Le Livre d’image frappe par son étrange alliage. Bégaiements de l’image et du son, attaques sèches et intempestives, images sales, ­baveuses, démantibulées, fouillées jusque dans la chair du photogramme : chaque archive, chaque fragment, est ici investi, non seulement pour ce dont il ­témoigne, mais aussi comme une matière plastique, infiniment malléable. Mathieu Macheret

« Le Livre d’image », essai cinématographique de Jean-Luc Godard (France, 2018, 85 min), disponible sur Arte.tv jusqu’au 22 juin.

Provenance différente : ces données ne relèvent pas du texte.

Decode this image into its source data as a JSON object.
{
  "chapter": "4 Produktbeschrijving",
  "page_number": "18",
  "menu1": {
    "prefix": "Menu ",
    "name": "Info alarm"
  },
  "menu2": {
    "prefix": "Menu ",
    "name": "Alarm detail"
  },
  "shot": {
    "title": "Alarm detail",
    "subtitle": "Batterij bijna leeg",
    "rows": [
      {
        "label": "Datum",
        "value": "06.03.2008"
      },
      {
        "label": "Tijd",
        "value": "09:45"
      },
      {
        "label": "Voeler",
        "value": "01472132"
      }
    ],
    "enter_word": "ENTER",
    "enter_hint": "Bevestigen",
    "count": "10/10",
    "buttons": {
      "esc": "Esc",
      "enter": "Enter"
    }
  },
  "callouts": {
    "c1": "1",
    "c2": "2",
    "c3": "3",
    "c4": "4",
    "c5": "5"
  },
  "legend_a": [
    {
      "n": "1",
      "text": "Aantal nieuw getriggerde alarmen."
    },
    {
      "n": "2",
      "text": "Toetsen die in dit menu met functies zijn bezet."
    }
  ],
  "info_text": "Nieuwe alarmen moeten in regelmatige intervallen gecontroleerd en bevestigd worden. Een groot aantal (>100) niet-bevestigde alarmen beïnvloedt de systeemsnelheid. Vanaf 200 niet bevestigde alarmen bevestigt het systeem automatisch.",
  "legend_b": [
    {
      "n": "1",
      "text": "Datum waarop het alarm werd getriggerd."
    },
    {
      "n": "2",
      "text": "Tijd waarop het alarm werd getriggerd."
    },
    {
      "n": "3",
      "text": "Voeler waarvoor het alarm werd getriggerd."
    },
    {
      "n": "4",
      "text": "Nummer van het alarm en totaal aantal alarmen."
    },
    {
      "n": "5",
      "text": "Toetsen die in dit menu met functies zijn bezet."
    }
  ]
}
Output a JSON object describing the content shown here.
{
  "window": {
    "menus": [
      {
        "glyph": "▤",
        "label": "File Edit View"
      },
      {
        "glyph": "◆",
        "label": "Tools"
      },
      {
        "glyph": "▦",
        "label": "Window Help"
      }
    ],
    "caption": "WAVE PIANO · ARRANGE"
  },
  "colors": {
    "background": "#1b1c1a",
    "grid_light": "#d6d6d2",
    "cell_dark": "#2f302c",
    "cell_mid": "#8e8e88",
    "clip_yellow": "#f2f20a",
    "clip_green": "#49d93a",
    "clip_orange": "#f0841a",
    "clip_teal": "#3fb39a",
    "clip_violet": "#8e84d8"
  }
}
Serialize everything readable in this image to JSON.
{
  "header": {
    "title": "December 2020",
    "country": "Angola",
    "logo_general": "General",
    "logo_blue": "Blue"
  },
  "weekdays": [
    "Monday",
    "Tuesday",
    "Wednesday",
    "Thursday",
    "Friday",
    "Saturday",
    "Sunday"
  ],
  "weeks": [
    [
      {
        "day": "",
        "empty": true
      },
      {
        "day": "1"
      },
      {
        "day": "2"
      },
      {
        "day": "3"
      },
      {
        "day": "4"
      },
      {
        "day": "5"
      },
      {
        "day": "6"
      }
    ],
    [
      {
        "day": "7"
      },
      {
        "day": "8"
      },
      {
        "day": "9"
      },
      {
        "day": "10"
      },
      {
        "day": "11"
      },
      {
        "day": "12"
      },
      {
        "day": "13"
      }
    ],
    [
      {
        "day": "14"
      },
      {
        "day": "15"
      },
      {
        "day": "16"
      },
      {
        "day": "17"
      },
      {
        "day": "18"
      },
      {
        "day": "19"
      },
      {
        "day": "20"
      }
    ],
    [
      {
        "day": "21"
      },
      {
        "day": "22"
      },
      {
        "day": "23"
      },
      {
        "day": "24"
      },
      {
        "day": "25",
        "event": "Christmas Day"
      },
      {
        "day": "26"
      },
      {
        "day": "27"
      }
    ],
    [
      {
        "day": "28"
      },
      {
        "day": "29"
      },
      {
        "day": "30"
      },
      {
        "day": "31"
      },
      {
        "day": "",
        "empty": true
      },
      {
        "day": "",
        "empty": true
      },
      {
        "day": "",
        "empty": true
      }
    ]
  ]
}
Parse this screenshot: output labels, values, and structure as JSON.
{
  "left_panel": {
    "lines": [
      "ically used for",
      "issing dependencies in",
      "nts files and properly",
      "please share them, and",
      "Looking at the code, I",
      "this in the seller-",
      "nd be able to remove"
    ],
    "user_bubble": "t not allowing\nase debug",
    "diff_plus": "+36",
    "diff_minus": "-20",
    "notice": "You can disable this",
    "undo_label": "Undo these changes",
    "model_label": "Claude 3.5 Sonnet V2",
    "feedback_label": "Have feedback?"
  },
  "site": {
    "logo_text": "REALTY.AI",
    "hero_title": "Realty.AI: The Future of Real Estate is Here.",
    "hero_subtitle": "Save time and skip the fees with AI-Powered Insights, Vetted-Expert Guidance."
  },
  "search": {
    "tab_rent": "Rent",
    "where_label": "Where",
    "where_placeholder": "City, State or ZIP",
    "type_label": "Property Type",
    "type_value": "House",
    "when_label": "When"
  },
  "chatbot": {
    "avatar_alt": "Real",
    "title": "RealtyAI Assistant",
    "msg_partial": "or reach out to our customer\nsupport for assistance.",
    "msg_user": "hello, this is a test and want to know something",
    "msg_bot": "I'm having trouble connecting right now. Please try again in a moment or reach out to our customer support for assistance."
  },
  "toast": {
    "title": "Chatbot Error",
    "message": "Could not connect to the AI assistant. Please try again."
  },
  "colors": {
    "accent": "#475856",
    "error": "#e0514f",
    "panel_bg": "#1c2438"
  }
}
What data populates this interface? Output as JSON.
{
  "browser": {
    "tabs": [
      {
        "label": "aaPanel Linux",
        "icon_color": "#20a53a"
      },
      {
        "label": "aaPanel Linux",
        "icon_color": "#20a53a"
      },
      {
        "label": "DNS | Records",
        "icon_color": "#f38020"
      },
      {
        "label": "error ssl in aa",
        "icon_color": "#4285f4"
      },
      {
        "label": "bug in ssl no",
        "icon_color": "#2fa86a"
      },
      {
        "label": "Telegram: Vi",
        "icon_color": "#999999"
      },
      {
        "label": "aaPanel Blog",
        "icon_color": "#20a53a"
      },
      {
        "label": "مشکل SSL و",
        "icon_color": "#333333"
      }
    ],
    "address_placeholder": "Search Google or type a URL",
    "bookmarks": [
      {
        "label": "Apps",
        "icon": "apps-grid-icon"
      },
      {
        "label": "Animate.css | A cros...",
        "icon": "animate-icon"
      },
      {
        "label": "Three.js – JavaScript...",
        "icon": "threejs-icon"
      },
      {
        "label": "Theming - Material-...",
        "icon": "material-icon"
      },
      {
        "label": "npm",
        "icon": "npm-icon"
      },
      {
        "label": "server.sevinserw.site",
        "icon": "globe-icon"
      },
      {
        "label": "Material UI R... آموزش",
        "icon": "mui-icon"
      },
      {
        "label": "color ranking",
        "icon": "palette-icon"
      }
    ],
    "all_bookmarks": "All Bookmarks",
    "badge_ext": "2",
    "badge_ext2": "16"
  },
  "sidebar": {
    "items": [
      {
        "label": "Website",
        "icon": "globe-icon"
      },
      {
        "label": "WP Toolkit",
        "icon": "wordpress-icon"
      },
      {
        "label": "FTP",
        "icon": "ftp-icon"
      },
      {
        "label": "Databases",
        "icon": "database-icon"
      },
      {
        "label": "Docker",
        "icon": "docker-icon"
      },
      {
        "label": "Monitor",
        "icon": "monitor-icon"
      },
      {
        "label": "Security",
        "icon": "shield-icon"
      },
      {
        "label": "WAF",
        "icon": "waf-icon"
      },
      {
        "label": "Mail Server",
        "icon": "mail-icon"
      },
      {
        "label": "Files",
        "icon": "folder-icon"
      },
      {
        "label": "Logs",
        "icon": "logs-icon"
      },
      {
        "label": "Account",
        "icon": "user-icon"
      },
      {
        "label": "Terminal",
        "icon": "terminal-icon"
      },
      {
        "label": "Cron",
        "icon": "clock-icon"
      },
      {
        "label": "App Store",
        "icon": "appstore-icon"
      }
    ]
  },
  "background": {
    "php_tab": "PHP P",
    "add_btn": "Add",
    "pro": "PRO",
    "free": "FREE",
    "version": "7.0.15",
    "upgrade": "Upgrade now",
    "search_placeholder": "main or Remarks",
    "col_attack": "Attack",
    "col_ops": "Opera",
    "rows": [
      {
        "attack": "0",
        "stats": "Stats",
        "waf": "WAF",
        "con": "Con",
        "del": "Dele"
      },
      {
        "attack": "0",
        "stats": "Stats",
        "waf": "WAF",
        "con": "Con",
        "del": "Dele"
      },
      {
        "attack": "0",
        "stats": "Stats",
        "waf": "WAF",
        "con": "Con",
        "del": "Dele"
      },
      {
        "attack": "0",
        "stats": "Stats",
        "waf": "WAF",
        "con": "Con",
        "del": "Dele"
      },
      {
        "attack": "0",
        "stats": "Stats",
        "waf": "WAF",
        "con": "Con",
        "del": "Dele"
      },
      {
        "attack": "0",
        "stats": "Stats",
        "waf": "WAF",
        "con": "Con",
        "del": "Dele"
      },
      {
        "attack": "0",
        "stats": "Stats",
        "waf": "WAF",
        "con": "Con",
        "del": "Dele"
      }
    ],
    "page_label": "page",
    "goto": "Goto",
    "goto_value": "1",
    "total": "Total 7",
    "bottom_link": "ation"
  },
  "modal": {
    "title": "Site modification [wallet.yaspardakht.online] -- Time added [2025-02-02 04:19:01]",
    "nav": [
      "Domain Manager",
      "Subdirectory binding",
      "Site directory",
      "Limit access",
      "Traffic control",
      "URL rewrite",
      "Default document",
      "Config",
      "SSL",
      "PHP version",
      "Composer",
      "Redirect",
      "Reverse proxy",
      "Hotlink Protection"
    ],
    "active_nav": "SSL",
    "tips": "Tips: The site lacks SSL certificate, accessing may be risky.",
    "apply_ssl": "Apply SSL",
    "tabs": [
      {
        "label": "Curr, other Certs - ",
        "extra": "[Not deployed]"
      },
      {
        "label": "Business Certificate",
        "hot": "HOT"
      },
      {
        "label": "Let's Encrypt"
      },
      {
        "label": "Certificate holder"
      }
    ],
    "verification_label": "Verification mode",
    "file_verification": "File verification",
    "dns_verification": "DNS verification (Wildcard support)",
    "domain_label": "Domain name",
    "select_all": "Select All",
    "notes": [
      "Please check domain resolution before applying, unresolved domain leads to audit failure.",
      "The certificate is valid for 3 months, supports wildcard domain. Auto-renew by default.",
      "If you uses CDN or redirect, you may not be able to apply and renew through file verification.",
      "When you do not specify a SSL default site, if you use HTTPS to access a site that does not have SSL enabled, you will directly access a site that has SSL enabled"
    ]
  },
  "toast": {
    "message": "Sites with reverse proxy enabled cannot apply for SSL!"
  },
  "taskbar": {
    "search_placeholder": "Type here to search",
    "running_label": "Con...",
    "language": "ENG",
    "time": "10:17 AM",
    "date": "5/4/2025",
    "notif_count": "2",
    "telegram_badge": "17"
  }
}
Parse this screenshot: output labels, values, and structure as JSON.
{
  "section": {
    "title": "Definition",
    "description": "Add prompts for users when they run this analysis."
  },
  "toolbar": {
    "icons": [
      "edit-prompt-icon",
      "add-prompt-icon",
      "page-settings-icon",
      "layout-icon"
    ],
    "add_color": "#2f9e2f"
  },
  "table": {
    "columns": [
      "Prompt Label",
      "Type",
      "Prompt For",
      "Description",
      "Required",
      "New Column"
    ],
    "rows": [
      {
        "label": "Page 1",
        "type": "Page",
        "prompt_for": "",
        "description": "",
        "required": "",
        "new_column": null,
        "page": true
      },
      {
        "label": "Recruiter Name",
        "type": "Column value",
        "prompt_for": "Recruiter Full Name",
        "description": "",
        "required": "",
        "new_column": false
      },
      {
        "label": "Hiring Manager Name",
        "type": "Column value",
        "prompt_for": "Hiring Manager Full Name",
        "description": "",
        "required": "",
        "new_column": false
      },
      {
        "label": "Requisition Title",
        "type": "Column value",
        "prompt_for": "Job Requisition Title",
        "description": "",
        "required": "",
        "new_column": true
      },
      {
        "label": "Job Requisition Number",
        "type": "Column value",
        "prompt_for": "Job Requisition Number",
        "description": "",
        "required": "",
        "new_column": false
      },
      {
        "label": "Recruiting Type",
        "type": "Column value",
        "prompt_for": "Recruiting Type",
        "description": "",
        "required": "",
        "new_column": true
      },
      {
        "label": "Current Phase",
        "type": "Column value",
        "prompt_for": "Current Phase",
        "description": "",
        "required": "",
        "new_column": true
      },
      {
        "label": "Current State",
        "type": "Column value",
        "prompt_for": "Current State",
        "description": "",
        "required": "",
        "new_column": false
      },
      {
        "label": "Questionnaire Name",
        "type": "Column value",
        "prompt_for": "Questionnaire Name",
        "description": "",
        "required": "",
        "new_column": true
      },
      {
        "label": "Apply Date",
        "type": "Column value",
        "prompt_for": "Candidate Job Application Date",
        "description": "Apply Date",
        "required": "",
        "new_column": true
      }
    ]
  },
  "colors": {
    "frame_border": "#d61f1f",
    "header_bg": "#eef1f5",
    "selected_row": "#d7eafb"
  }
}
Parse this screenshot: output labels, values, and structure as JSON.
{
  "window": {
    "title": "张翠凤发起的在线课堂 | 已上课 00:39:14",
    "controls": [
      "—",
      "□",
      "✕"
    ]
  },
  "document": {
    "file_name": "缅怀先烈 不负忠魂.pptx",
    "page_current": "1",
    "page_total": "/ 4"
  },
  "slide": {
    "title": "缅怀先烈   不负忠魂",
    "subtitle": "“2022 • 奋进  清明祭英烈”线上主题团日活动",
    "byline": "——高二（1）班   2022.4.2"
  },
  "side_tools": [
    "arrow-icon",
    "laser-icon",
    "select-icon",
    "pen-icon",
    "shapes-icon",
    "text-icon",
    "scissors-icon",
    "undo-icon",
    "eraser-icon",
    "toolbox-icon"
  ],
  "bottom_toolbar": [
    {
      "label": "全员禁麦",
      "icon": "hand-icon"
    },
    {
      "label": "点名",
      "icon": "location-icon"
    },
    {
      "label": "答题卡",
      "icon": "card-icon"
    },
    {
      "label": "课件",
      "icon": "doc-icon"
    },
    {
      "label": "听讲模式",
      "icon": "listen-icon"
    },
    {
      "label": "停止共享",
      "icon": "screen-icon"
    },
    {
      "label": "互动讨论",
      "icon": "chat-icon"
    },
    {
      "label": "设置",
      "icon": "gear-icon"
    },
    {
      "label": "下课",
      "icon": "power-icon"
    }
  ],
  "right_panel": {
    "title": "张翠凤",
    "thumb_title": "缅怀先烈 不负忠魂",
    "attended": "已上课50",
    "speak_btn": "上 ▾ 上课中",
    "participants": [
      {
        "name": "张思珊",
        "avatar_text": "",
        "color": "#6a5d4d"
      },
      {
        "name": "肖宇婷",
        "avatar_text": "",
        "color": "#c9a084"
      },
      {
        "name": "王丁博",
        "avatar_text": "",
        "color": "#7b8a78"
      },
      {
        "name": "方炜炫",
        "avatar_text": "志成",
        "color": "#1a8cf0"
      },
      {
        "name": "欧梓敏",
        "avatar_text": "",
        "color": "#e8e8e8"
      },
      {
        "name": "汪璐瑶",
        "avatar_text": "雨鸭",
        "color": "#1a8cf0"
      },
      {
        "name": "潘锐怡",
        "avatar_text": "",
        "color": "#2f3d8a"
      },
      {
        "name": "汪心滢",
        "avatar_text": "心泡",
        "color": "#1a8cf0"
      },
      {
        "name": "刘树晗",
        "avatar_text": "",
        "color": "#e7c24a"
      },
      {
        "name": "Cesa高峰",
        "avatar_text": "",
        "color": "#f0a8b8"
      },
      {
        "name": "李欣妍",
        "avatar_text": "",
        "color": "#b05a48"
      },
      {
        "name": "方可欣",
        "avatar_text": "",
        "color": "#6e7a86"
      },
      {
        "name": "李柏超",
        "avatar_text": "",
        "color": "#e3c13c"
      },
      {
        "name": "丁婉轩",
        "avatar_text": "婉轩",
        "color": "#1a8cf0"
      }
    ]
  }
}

« One Day Since Yesterday » : le film maudit de Bogdanovich

Cybill Shepherd et Peter Bogdanovich dans un extrait du documentaire de Bill Teck « One day since yesterday ». / OCS

Si l’on en croit son titre complet, One Day Since Yesterday : Peter Bogdanovich & the Lost American Film, le documentaire de Bill Teck s’intéresserait à un film « perdu » du réalisateur nord-américain. S’il est vrai que They All Laughed (« Et tout le monde riait », 1981) n’est pas couramment diffusé (OCS ne l’a pas ou n’a pas pu le mettre à son programme), ses bobines n’ont pas été égarées ni détruites, et l’on peut trouver le film en édition DVD et sur YouTube.

Le documentaire fait intervenir des cinéastes de premier plan – Wes Anderson, Quentin Tarantino – grands aficionados du film, qui tous disent avoir été largement influencés par lui. They All laughed n’est probablement pas la plus belle des lettres d’amour à New York, comme le suggère le réalisateur de Pulp Fiction (1994) – ce statut est occupé par Manhattan (1979), de Woody Allen –, mais il restera dans les mémoires pour avoir donné l’un de ses tout derniers rôles à Audrey Hepburn et avoir fait découvrir la jeune Dorothy Stratten – dont Peter Bogdanovich partageait la vie depuis peu –, qui fut assassinnée avant la sortie du film par son mari, jaloux, dont elle était en train de se séparer. Renaud Machart

« One Day Since Yesterday », documentaire de Bill Teck. Avec Peter Bogdanovich, Ben Gazzara, Jeff Bridges, Wes Anderson, Quentin Tarantino, Cybill Shepherd, Louise Stratten, Colleen Camp (Etats-Unis, 2014, 97 min.). Disponible à la demande sur OCS.